Psychedelics elicit their effects by 5-HT2A receptor-mediated Gi signalling
Article Meta
-Article Date = 28 January 2026
-Article URL = https://www.nature.com/articles/s41586-025-10061-7
-Article Title = Psychedelics elicit their effects by 5-HT2A receptor-mediated Gi signalling
-Article Image =
Summary
This study combines cryo-electron microscopy, pharmacology, molecular dynamics and behavioural experiments to show that classic psychedelics (for example DOI, psilocin, LSD, ariadne) directly engage Gi signalling downstream of the serotonin 5-HT2A receptor (5-HT2A R), not only the widely emphasised Gq pathway. The authors resolved multiple cryo-EM structures of 5-HT2A R bound to psychedelics in complex with G i and G q proteins, mapped ligand–receptor interactions that favour Gi coupling, and validated the functional consequences with biosensor assays (BRET, TRUPATH, GloSensor), mutational analysis and mouse models of behaviour.

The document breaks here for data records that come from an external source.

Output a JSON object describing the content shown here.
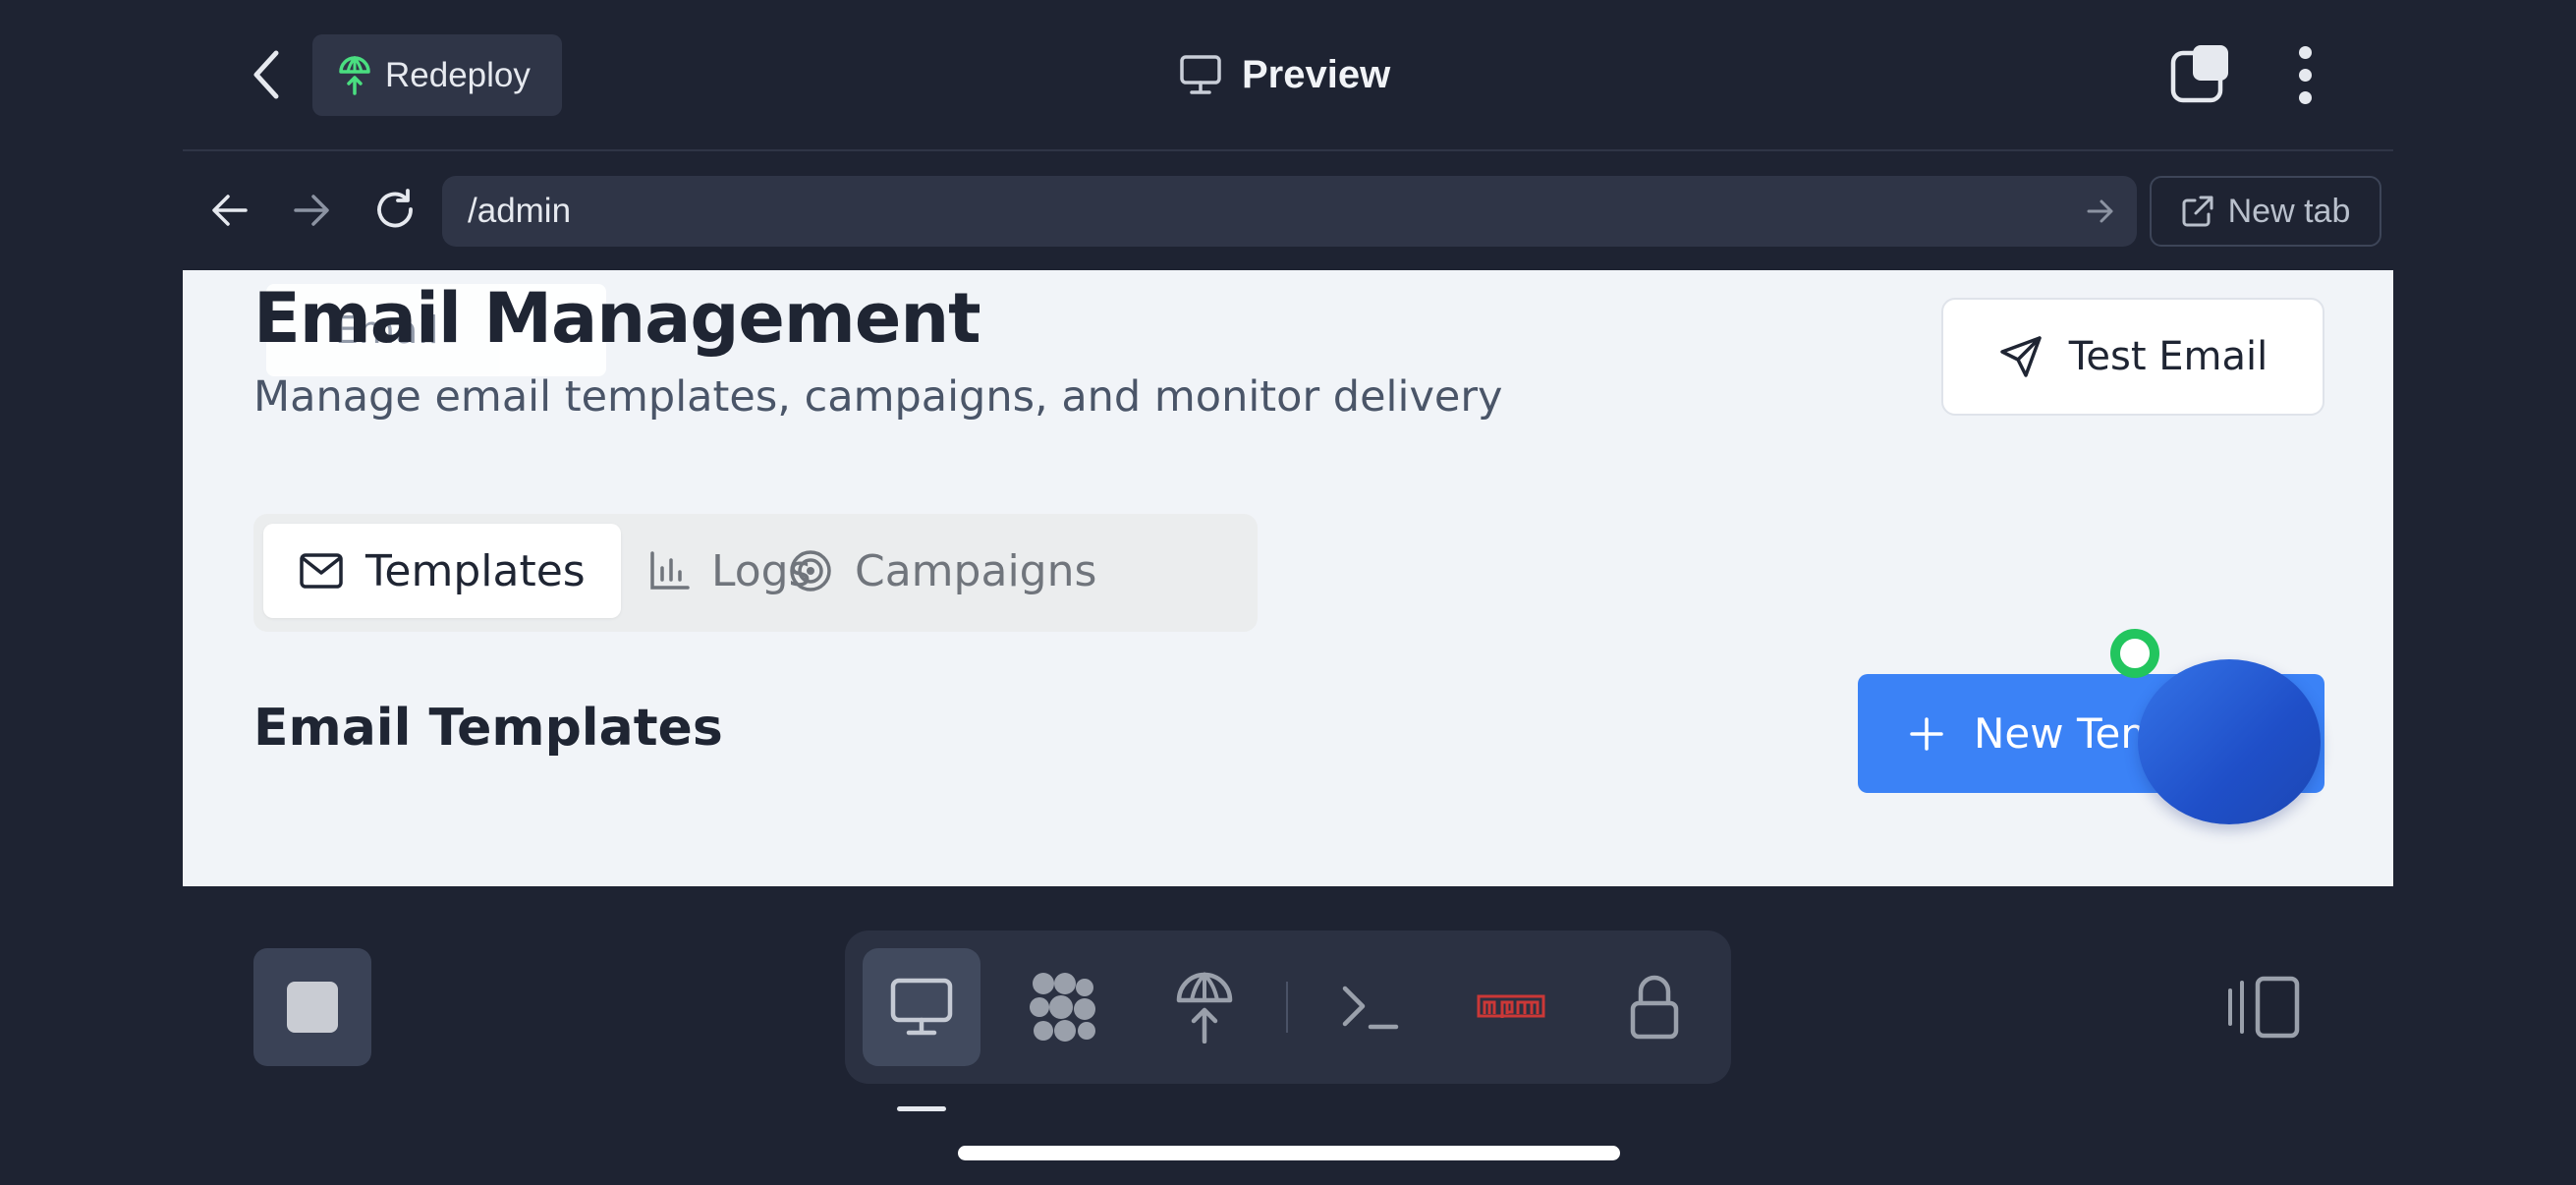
{
  "header": {
    "back_icon": "chevron-left-icon",
    "redeploy_label": "Redeploy",
    "title": "Preview",
    "title_icon": "monitor-icon"
  },
  "browser": {
    "url": "/admin",
    "new_tab_label": "New tab"
  },
  "page": {
    "ghost_chip_text": "Email",
    "heading": "Email Management",
    "subtitle": "Manage email templates, campaigns, and monitor delivery",
    "test_email_label": "Test Email",
    "tabs": [
      {
        "label": "Templates",
        "icon": "mail-icon",
        "active": true
      },
      {
        "label": "Logs",
        "icon": "bar-chart-icon",
        "active": false
      },
      {
        "label": "Campaigns",
        "icon": "target-icon",
        "active": false
      }
    ],
    "section_title": "Email Templates",
    "new_template_label": "New Template"
  },
  "dock": {
    "items": [
      "monitor-icon",
      "cluster-icon",
      "deploy-icon",
      "terminal-icon",
      "npm-icon",
      "lock-icon"
    ],
    "active_index": 0
  },
  "colors": {
    "app_bg": "#1e2332",
    "chip_bg": "#2f3547",
    "accent_blue": "#3b82f6",
    "status_green": "#22c55e",
    "npm_red": "#cb3837",
    "redeploy_green": "#4ade80"
  }
}
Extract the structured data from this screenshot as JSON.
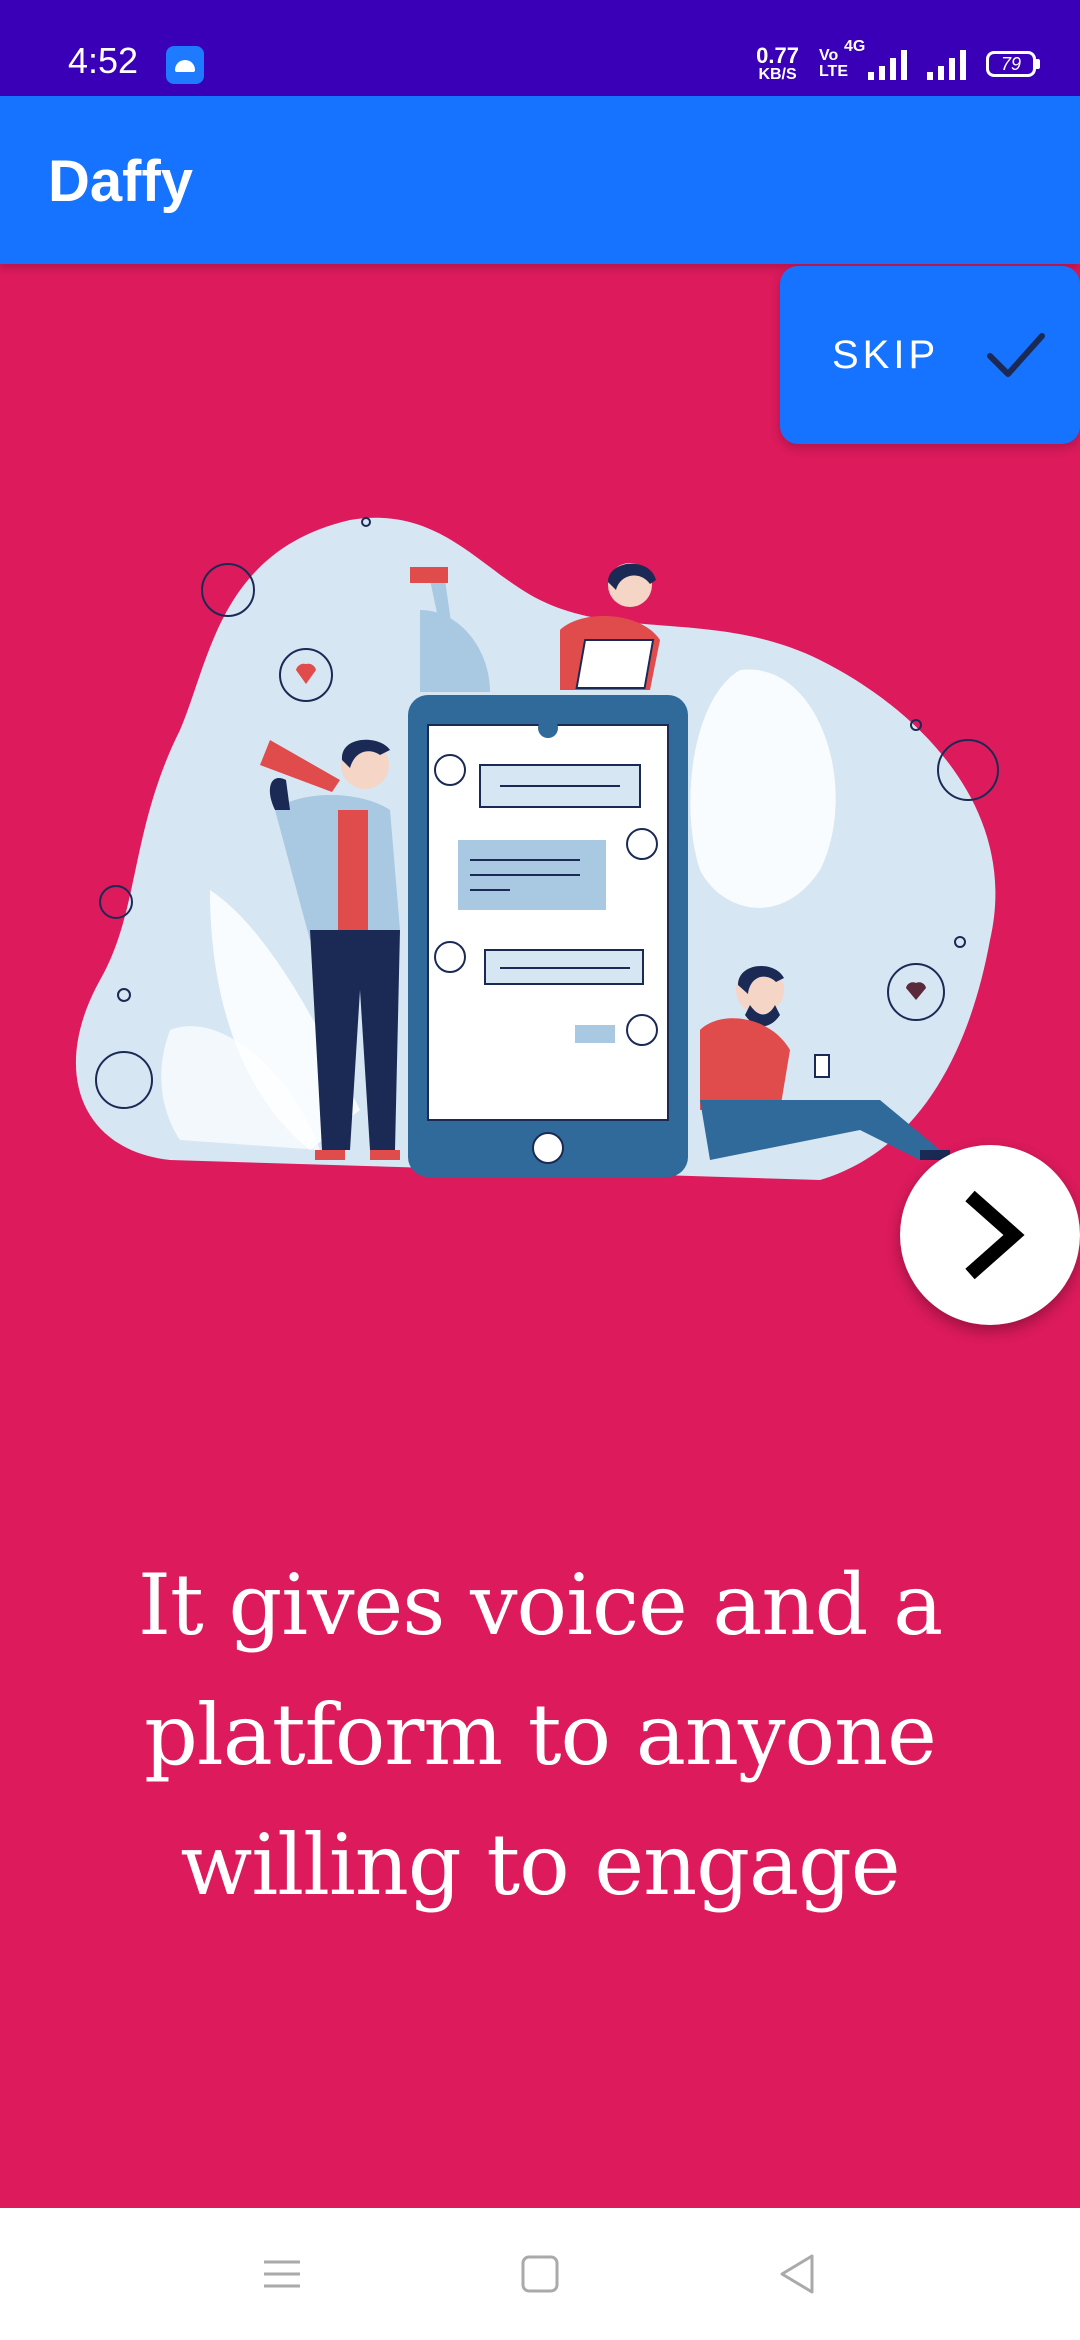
{
  "status_bar": {
    "time": "4:52",
    "net_speed_value": "0.77",
    "net_speed_unit": "KB/S",
    "volte_top": "Vo",
    "volte_bottom": "LTE",
    "network_type": "4G",
    "battery_level": "79"
  },
  "app_bar": {
    "title": "Daffy"
  },
  "onboarding": {
    "skip_label": "SKIP",
    "caption": "It gives voice and a platform to anyone willing to engage",
    "next_icon": "chevron-right-icon"
  },
  "colors": {
    "status_bar": "#3a00b8",
    "app_bar": "#1673ff",
    "background": "#dc1a5c",
    "skip_button": "#1673ff"
  },
  "nav_bar": {
    "icons": [
      "menu-icon",
      "home-square-icon",
      "back-triangle-icon"
    ]
  }
}
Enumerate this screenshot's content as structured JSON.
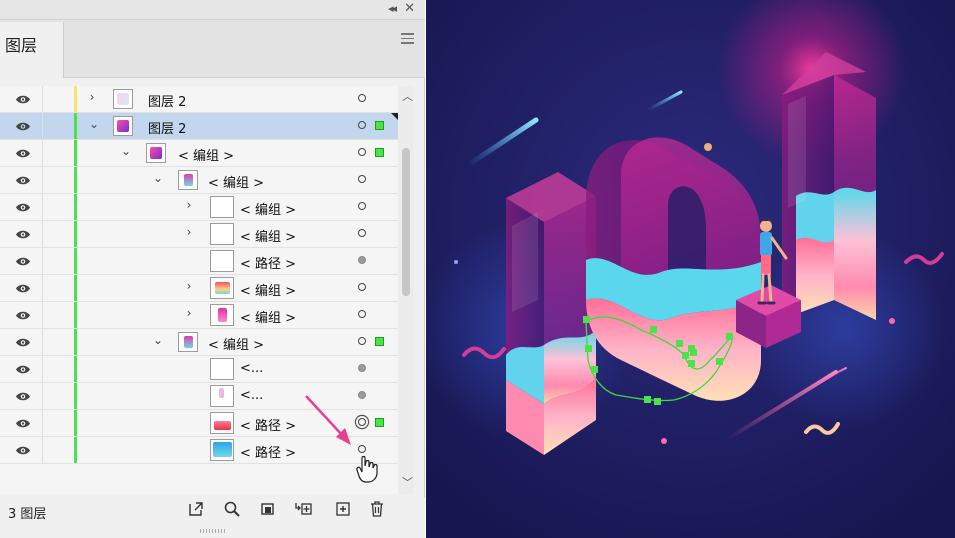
{
  "panel": {
    "tab_label": "图层",
    "layer_count_label": "3 图层"
  },
  "icons": {
    "titlebar": [
      "collapse-icon",
      "close-icon"
    ],
    "row": [
      "eye-icon",
      "chevron-icon",
      "layer-thumbnail",
      "target-circle-icon",
      "selection-square"
    ],
    "footer": [
      "export-icon",
      "search-icon",
      "clipping-mask-icon",
      "new-sublayer-icon",
      "new-layer-icon",
      "trash-icon"
    ]
  },
  "colors": {
    "selected_row": "#c2d6ee",
    "layer_bar_green": "#4be34b",
    "layer_bar_yellow": "#f7e46a",
    "artwork_background": "#1b1a55",
    "annotation_arrow": "#ea3f8c"
  },
  "layers": [
    {
      "name": "图层 2",
      "chevron": "›",
      "selected": false
    },
    {
      "name": "图层 2",
      "chevron": "⌄",
      "selected": true
    },
    {
      "name": "< 编组 >",
      "chevron": "⌄",
      "selected": false
    },
    {
      "name": "< 编组 >",
      "chevron": "⌄",
      "selected": false
    },
    {
      "name": "< 编组 >",
      "chevron": "›",
      "selected": false
    },
    {
      "name": "< 编组 >",
      "chevron": "›",
      "selected": false
    },
    {
      "name": "< 路径 >",
      "chevron": "",
      "selected": false
    },
    {
      "name": "< 编组 >",
      "chevron": "›",
      "selected": false
    },
    {
      "name": "< 编组 >",
      "chevron": "›",
      "selected": false
    },
    {
      "name": "< 编组 >",
      "chevron": "⌄",
      "selected": false
    },
    {
      "name": "<...",
      "chevron": "",
      "selected": false
    },
    {
      "name": "<...",
      "chevron": "",
      "selected": false
    },
    {
      "name": "< 路径 >",
      "chevron": "",
      "selected": false
    },
    {
      "name": "< 路径 >",
      "chevron": "",
      "selected": false
    }
  ]
}
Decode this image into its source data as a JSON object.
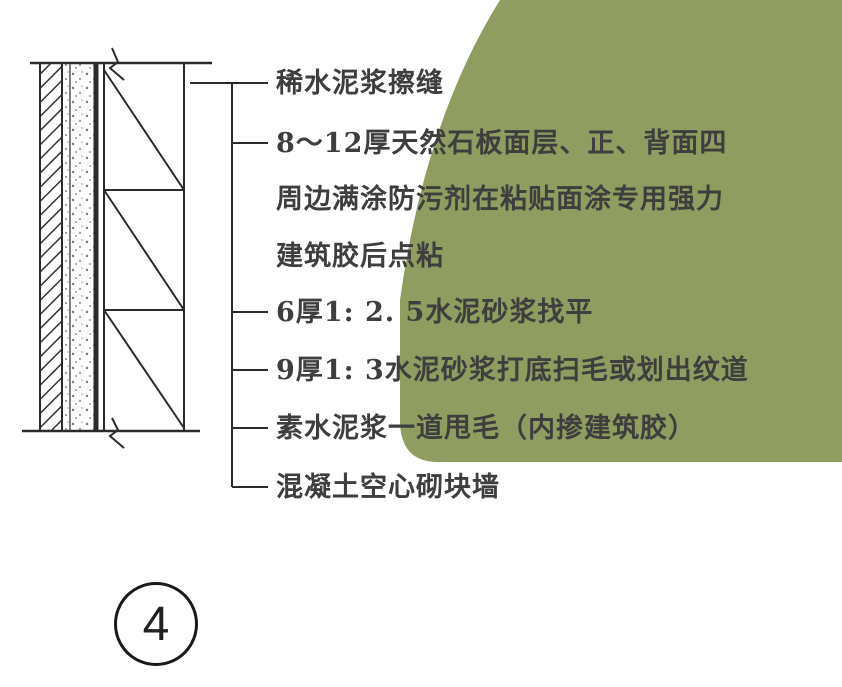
{
  "diagram": {
    "layer_labels": [
      "稀水泥浆擦缝",
      "8～12厚天然石板面层、正、背面四",
      "周边满涂防污剂在粘贴面涂专用强力",
      "建筑胶后点粘",
      "6厚1: 2. 5水泥砂浆找平",
      "9厚1: 3水泥砂浆打底扫毛或划出纹道",
      "素水泥浆一道甩毛（内掺建筑胶）",
      "混凝土空心砌块墙"
    ],
    "detail_number": "4",
    "colors": {
      "line": "#2b2b2b",
      "text": "#3e3e3e",
      "overlay": "#8b9a5b",
      "hatch": "#333333"
    }
  }
}
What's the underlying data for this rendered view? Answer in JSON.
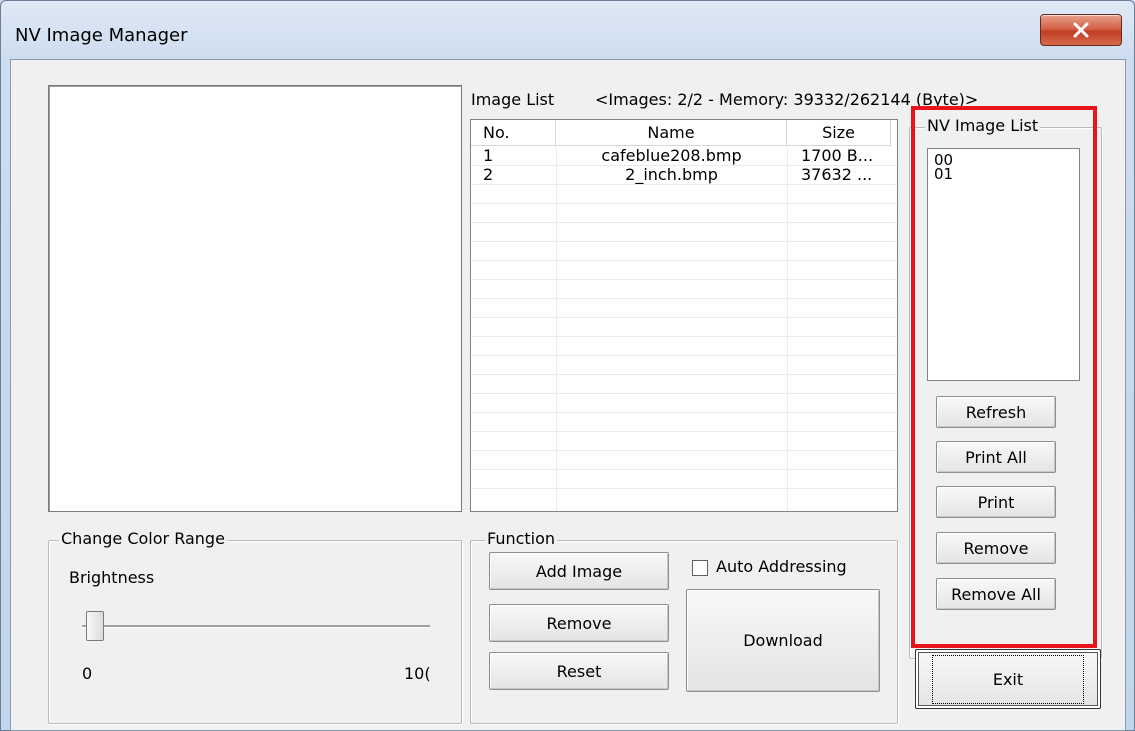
{
  "window": {
    "title": "NV Image Manager"
  },
  "image_list": {
    "label": "Image List",
    "info": "<Images: 2/2 - Memory: 39332/262144 (Byte)>",
    "columns": [
      "No.",
      "Name",
      "Size"
    ],
    "rows": [
      {
        "no": "1",
        "name": "cafeblue208.bmp",
        "size": "1700 B..."
      },
      {
        "no": "2",
        "name": "2_inch.bmp",
        "size": "37632 ..."
      }
    ]
  },
  "nv_image_list": {
    "label": "NV Image List",
    "items": [
      "00",
      "01"
    ],
    "buttons": {
      "refresh": "Refresh",
      "print_all": "Print All",
      "print": "Print",
      "remove": "Remove",
      "remove_all": "Remove All"
    }
  },
  "color_range": {
    "label": "Change Color Range",
    "brightness_label": "Brightness",
    "min": "0",
    "max": "10(",
    "brightness_value": 0
  },
  "function_group": {
    "label": "Function",
    "add_image": "Add Image",
    "auto_addressing": "Auto Addressing",
    "auto_addressing_checked": false,
    "remove": "Remove",
    "reset": "Reset",
    "download": "Download"
  },
  "exit_label": "Exit",
  "colors": {
    "highlight": "#e8141c",
    "close_button": "#c94d33"
  }
}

Key experimental points include structural models for DOI- and psilocin-bound 5-HT2A R–G i complexes (PDB codes provided), demonstration that psychedelics trigger Gi-dependent cellular gene responses, and demonstration in corticosterone-induced mouse models that some antidepressant- and behaviour-related effects require Gi signalling (tests included open-field, forced-swim and head-twitch responses). Structure-guided mutagenesis and MD simulations identify residues (for example F3396.51, I1633.40, S2425.46) and binding-mode features that bias coupling toward Gi vs Gq. The authors also screened DOI derivatives for biased signalling profiles and report pharmacological tools that modify behavioural outcomes.
Key Points
- Psychedelics can directly activate Gi signalling through the 5-HT2A receptor; cryo-EM structures show 5-HT2A R bound to ligands with Gi and Gq proteins.
- Functional biosensor assays (GloSensor, TRUPATH, BRET) confirm robust Gi pathway activation by several psychedelics alongside Gq signalling.
- Mutational mapping and molecular dynamics identify receptor residues and ligand orientations that determine Gi versus Gq coupling bias.
- Behavioural experiments in mice link Gi signalling to key psychedelic-induced behavioural and antidepressant-like effects; Gi blockade (for example pertussis toxin) alters outcomes.
- Structure-based ligand design produced derivatives with altered signalling bias, offering a route to separate therapeutic benefits from hallucinogenic effects.
- Data resources: cryo-EM maps and PDB entries (9LL7–9LLB) and RNA-seq (CRA031070) are deposited and source data are provided with the paper.
Context and relevance
This paper is significant because it challenges and refines the mechanistic narrative in psychedelic research: 5-HT2A R-mediated effects are not solely a Gq story. Demonstrating direct Gi engagement helps explain diverse cellular and behavioural readouts seen in recent literature and opens practical avenues for drug discovery — particularly for designing compounds with therapeutic efficacy without strong hallucinogenic activity. The work ties high-resolution structural insight to functional assays and animal behaviour, which is relatively rare and valuable for translational neuroscience and psychopharmacology.
Why should I read this?
If you care about how psychedelics might become real, safe medicines (or simply want to know what actually happens at the receptor), this paper is a game-changer. It turns a prevailing assumption on its head, gives you atom-level structures, shows the functional consequences and even points to routes for designing better drugs. Quick take: it’s heavy on data but the implications for treatment design and for interpreting past studies are huge — worth the read.
Author note
Punchy: multi-technique, high-confidence work. If you follow neuroscience, psychopharmacology or drug design, dig into the figures and the mutational/behavioural data — they matter for what comes next in psychedelic therapeutics.